From the October 2007 issue of Boomer Market Advisor • Subscribe!

The boomer need for bonds

Financial advisors know boomers need a diversified selection of bonds if they want them to generate a long-term income stream with moderate volatility. However, selecting the types of bonds and tailoring that mix to economic conditions is no simple matter.

Although financial advisors can manage interest-rate risk using either a laddered approach or a barbell strategy, the emerging intricacies of bond investing make it worthwhile to consider placing a portion of client retirement portfolios in a multi-sector bond fund.

Selecting bonds requires considerable expertise in five key areas: duration management, yield curve strategy, currency management/international exposure, sector allocation and security selection.

Managing duration -- Duration is a measure of a bond portfolio's sensitivity to interest rate changes. The art and science of a duration call is in the ability to forecast interest rates. When interest rates decline, bond prices tend to rise and longer durations are more desirable. Considerations include:

  • Business cycle analysis: Longer durations usually are preferable during periods of slowing growth and recession.

  • Value indicators: Consider the extent to which yields reflect the current business cycle and how accurately the market has priced in what is expected over the next six months.

  • Global attractiveness: At any given period, some foreign economies and yields may be more attractive than those of the U.S.

Yield curve strategy -- Decision factors include valuation indicators that identify specific areas of value along the curve, regardless of the direction in interest rates. Price/yield trade-off analyzes the relationship between bond prices and bond yields and considers the investment trade-off between the two. Anticipating federal reserve policy will help you consider the prospects for interest rates increases or decreases based on the for inflation and economic growth outlook.

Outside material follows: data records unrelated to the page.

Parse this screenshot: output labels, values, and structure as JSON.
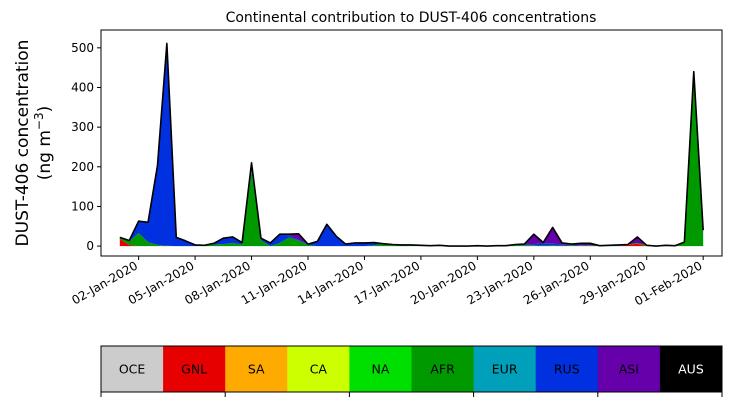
{
  "chart_data": {
    "type": "area",
    "stacked": true,
    "title": "Continental contribution to DUST-406 concentrations",
    "ylabel_line1": "DUST-406 concentration",
    "ylabel_line2": "(ng m",
    "ylabel_unit_exp": "−3",
    "ylabel_close": ")",
    "ylim": [
      -25,
      545
    ],
    "yticks": [
      0,
      100,
      200,
      300,
      400,
      500
    ],
    "ytick_labels": [
      "0",
      "100",
      "200",
      "300",
      "400",
      "500"
    ],
    "xlim": [
      "2019-12-31",
      "2020-02-02"
    ],
    "xticks": [
      "2020-01-02",
      "2020-01-05",
      "2020-01-08",
      "2020-01-11",
      "2020-01-14",
      "2020-01-17",
      "2020-01-20",
      "2020-01-23",
      "2020-01-26",
      "2020-01-29",
      "2020-02-01"
    ],
    "xtick_labels": [
      "02-Jan-2020",
      "05-Jan-2020",
      "08-Jan-2020",
      "11-Jan-2020",
      "14-Jan-2020",
      "17-Jan-2020",
      "20-Jan-2020",
      "23-Jan-2020",
      "26-Jan-2020",
      "29-Jan-2020",
      "01-Feb-2020"
    ],
    "dates": [
      "2020-01-01",
      "2020-01-01T12",
      "2020-01-02",
      "2020-01-02T12",
      "2020-01-03",
      "2020-01-03T12",
      "2020-01-04",
      "2020-01-04T12",
      "2020-01-05",
      "2020-01-05T12",
      "2020-01-06",
      "2020-01-06T12",
      "2020-01-07",
      "2020-01-07T12",
      "2020-01-08",
      "2020-01-08T12",
      "2020-01-09",
      "2020-01-09T12",
      "2020-01-10",
      "2020-01-10T12",
      "2020-01-11",
      "2020-01-11T12",
      "2020-01-12",
      "2020-01-12T12",
      "2020-01-13",
      "2020-01-13T12",
      "2020-01-14",
      "2020-01-14T12",
      "2020-01-15",
      "2020-01-15T12",
      "2020-01-16",
      "2020-01-16T12",
      "2020-01-17",
      "2020-01-17T12",
      "2020-01-18",
      "2020-01-18T12",
      "2020-01-19",
      "2020-01-19T12",
      "2020-01-20",
      "2020-01-20T12",
      "2020-01-21",
      "2020-01-21T12",
      "2020-01-22",
      "2020-01-22T12",
      "2020-01-23",
      "2020-01-23T12",
      "2020-01-24",
      "2020-01-24T12",
      "2020-01-25",
      "2020-01-25T12",
      "2020-01-26",
      "2020-01-26T12",
      "2020-01-27",
      "2020-01-27T12",
      "2020-01-28",
      "2020-01-28T12",
      "2020-01-29",
      "2020-01-29T12",
      "2020-01-30",
      "2020-01-30T12",
      "2020-01-31",
      "2020-01-31T12",
      "2020-02-01"
    ],
    "series": [
      {
        "name": "OCE",
        "color": "#cccccc",
        "values": [
          0,
          0,
          0,
          0,
          0,
          0,
          0,
          0,
          0,
          0,
          0,
          0,
          0,
          0,
          0,
          0,
          0,
          0,
          0,
          0,
          0,
          0,
          0,
          0,
          0,
          0,
          0,
          0,
          0,
          0,
          0,
          0,
          0,
          0,
          0,
          0,
          0,
          0,
          0,
          0,
          0,
          0,
          0,
          0,
          0,
          0,
          0,
          0,
          0,
          0,
          0,
          0,
          0,
          0,
          0,
          0,
          0,
          0,
          0,
          0,
          0,
          0,
          0
        ]
      },
      {
        "name": "GNL",
        "color": "#e60000",
        "values": [
          18,
          3,
          0,
          0,
          0,
          0,
          0,
          0,
          0,
          0,
          0,
          0,
          0,
          0,
          0,
          0,
          0,
          0,
          0,
          0,
          0,
          0,
          0,
          0,
          0,
          0,
          0,
          0,
          0,
          0,
          0,
          0,
          0,
          0,
          0,
          0,
          0,
          0,
          0,
          0,
          0,
          0,
          0,
          0,
          0,
          0,
          0,
          0,
          0,
          0,
          0,
          0,
          0,
          0,
          3,
          6,
          0,
          0,
          0,
          0,
          0,
          0,
          0
        ]
      },
      {
        "name": "SA",
        "color": "#ffaa00",
        "values": [
          0,
          0,
          0,
          0,
          0,
          0,
          0,
          0,
          0,
          0,
          0,
          0,
          0,
          0,
          0,
          0,
          0,
          0,
          0,
          0,
          0,
          0,
          0,
          0,
          0,
          0,
          0,
          0,
          0,
          0,
          0,
          0,
          0,
          0,
          0,
          0,
          0,
          0,
          0,
          0,
          0,
          0,
          0,
          0,
          0,
          0,
          0,
          0,
          0,
          0,
          0,
          0,
          0,
          0,
          0,
          0,
          0,
          0,
          0,
          0,
          0,
          0,
          0
        ]
      },
      {
        "name": "CA",
        "color": "#ccff00",
        "values": [
          0,
          0,
          0,
          0,
          0,
          0,
          0,
          0,
          0,
          0,
          0,
          0,
          0,
          0,
          0,
          0,
          0,
          0,
          0,
          0,
          0,
          0,
          0,
          0,
          0,
          0,
          0,
          0,
          0,
          0,
          0,
          0,
          0,
          0,
          0,
          0,
          0,
          0,
          0,
          0,
          0,
          0,
          0,
          0,
          0,
          0,
          0,
          0,
          0,
          0,
          0,
          0,
          0,
          0,
          0,
          0,
          0,
          0,
          0,
          0,
          0,
          0,
          0
        ]
      },
      {
        "name": "NA",
        "color": "#00e000",
        "values": [
          0,
          0,
          0,
          0,
          0,
          0,
          0,
          0,
          0,
          0,
          0,
          0,
          0,
          0,
          0,
          0,
          0,
          0,
          0,
          0,
          0,
          0,
          0,
          0,
          0,
          0,
          0,
          0,
          0,
          0,
          0,
          0,
          0,
          0,
          0,
          0,
          0,
          0,
          0,
          0,
          0,
          0,
          0,
          0,
          0,
          0,
          0,
          0,
          0,
          0,
          0,
          0,
          0,
          0,
          0,
          0,
          0,
          0,
          0,
          0,
          0,
          0,
          0
        ]
      },
      {
        "name": "AFR",
        "color": "#009a00",
        "values": [
          2,
          9,
          33,
          10,
          3,
          1,
          0,
          0,
          0,
          2,
          4,
          5,
          8,
          4,
          190,
          15,
          0,
          8,
          22,
          14,
          3,
          0,
          0,
          0,
          0,
          0,
          0,
          2,
          5,
          3,
          2,
          1,
          1,
          1,
          2,
          0,
          0,
          0,
          1,
          0,
          0,
          0,
          2,
          2,
          2,
          1,
          2,
          1,
          2,
          1,
          2,
          1,
          0,
          0,
          1,
          2,
          2,
          0,
          2,
          1,
          10,
          440,
          30
        ]
      },
      {
        "name": "EUR",
        "color": "#00a0bb",
        "values": [
          0,
          0,
          0,
          0,
          0,
          0,
          0,
          0,
          0,
          0,
          0,
          0,
          0,
          0,
          0,
          0,
          0,
          0,
          0,
          0,
          0,
          0,
          0,
          0,
          0,
          0,
          0,
          0,
          0,
          0,
          0,
          0,
          0,
          0,
          0,
          0,
          0,
          0,
          0,
          0,
          0,
          0,
          0,
          0,
          0,
          0,
          0,
          0,
          0,
          0,
          0,
          0,
          0,
          0,
          0,
          0,
          0,
          0,
          0,
          0,
          0,
          0,
          0
        ]
      },
      {
        "name": "RUS",
        "color": "#0030e0",
        "values": [
          2,
          2,
          30,
          50,
          200,
          510,
          22,
          13,
          3,
          0,
          3,
          15,
          15,
          5,
          20,
          5,
          8,
          22,
          5,
          2,
          2,
          12,
          55,
          25,
          5,
          6,
          8,
          6,
          1,
          1,
          1,
          2,
          1,
          0,
          0,
          0,
          0,
          0,
          0,
          0,
          1,
          1,
          2,
          3,
          3,
          6,
          5,
          2,
          1,
          1,
          0,
          0,
          2,
          1,
          0,
          0,
          0,
          0,
          0,
          0,
          0,
          0,
          0
        ]
      },
      {
        "name": "ASI",
        "color": "#6600aa",
        "values": [
          0,
          0,
          0,
          0,
          0,
          0,
          0,
          0,
          0,
          0,
          0,
          0,
          0,
          0,
          0,
          0,
          0,
          0,
          3,
          15,
          0,
          0,
          0,
          0,
          0,
          2,
          0,
          1,
          0,
          0,
          0,
          0,
          0,
          0,
          0,
          0,
          0,
          0,
          0,
          0,
          0,
          0,
          0,
          0,
          25,
          2,
          40,
          5,
          2,
          5,
          5,
          0,
          0,
          2,
          0,
          15,
          0,
          0,
          0,
          0,
          0,
          0,
          10
        ]
      },
      {
        "name": "AUS",
        "color": "#000000",
        "values": [
          0,
          0,
          0,
          0,
          0,
          0,
          0,
          0,
          0,
          0,
          0,
          0,
          0,
          0,
          0,
          0,
          0,
          0,
          0,
          0,
          0,
          0,
          0,
          0,
          0,
          0,
          0,
          0,
          0,
          0,
          0,
          0,
          0,
          0,
          0,
          0,
          0,
          0,
          0,
          0,
          0,
          0,
          0,
          0,
          0,
          0,
          0,
          0,
          0,
          0,
          0,
          0,
          0,
          0,
          0,
          0,
          0,
          0,
          0,
          0,
          0,
          0,
          0
        ]
      }
    ],
    "legend": [
      {
        "label": "OCE",
        "color": "#cccccc",
        "text_color": "#000000"
      },
      {
        "label": "GNL",
        "color": "#e60000",
        "text_color": "#000000"
      },
      {
        "label": "SA",
        "color": "#ffaa00",
        "text_color": "#000000"
      },
      {
        "label": "CA",
        "color": "#ccff00",
        "text_color": "#000000"
      },
      {
        "label": "NA",
        "color": "#00e000",
        "text_color": "#000000"
      },
      {
        "label": "AFR",
        "color": "#009a00",
        "text_color": "#000000"
      },
      {
        "label": "EUR",
        "color": "#00a0bb",
        "text_color": "#000000"
      },
      {
        "label": "RUS",
        "color": "#0030e0",
        "text_color": "#000000"
      },
      {
        "label": "ASI",
        "color": "#6600aa",
        "text_color": "#000000"
      },
      {
        "label": "AUS",
        "color": "#000000",
        "text_color": "#ffffff"
      }
    ],
    "legend_placement": "bottom",
    "grid": false
  }
}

Currency/international exposure -- Key factors in determining currency outlook are expectations for the U.S. balance of trade and government spending. When deficits in either or both are expected to rise, the dollar typically weakens. Currency swings are notoriously volatile and unpredictable. Other factors affecting this decision include the relative strength of the U.S. economy versus those of its major trading partners, as well as relative levels of interest rates across the globe.

The sector allocation decision -- Key considerations include historical spread analysis or the relative attractiveness of a sector based on current yield relative to treasuries vs. the typical historical yield spread. Also, consider the various sectors' performance history over several market cycles in order to estimate their likely volatility relative to each other. Lastly, consider the sector's suitability in relation to current the business cycle.

Security selection -- Individual security analysis typically includes a determination of risks related to default, call, prepayment and interest rates. Sector-specific considerations include:

  • Corporate: Detailed, fundamental analysis determines the best securities within specific credit quality constraints; diversify by company and industry.

  • Mortgage-backed: The portfolio manager should have in-depth knowledge of pool-specific characteristics, including the structure of the security, the effectiveness of the mortgage servicer, the borrower's credit score and the loan-to-value ratio.

  • High yield: Credit concerns are paramount. Consider each company's competitive position and management expertise. Diversify by company and industry.

  • International: Analyze credit risk, interest rate risk, security risk and currency risk.

  • U.S. Treasury/Agency: Backed by the full faith and credit of the U.S. government, these securities require relatively little credit analysis.

For all of these reasons, the case for expert, professional management of a bond portfolio has never been more compelling.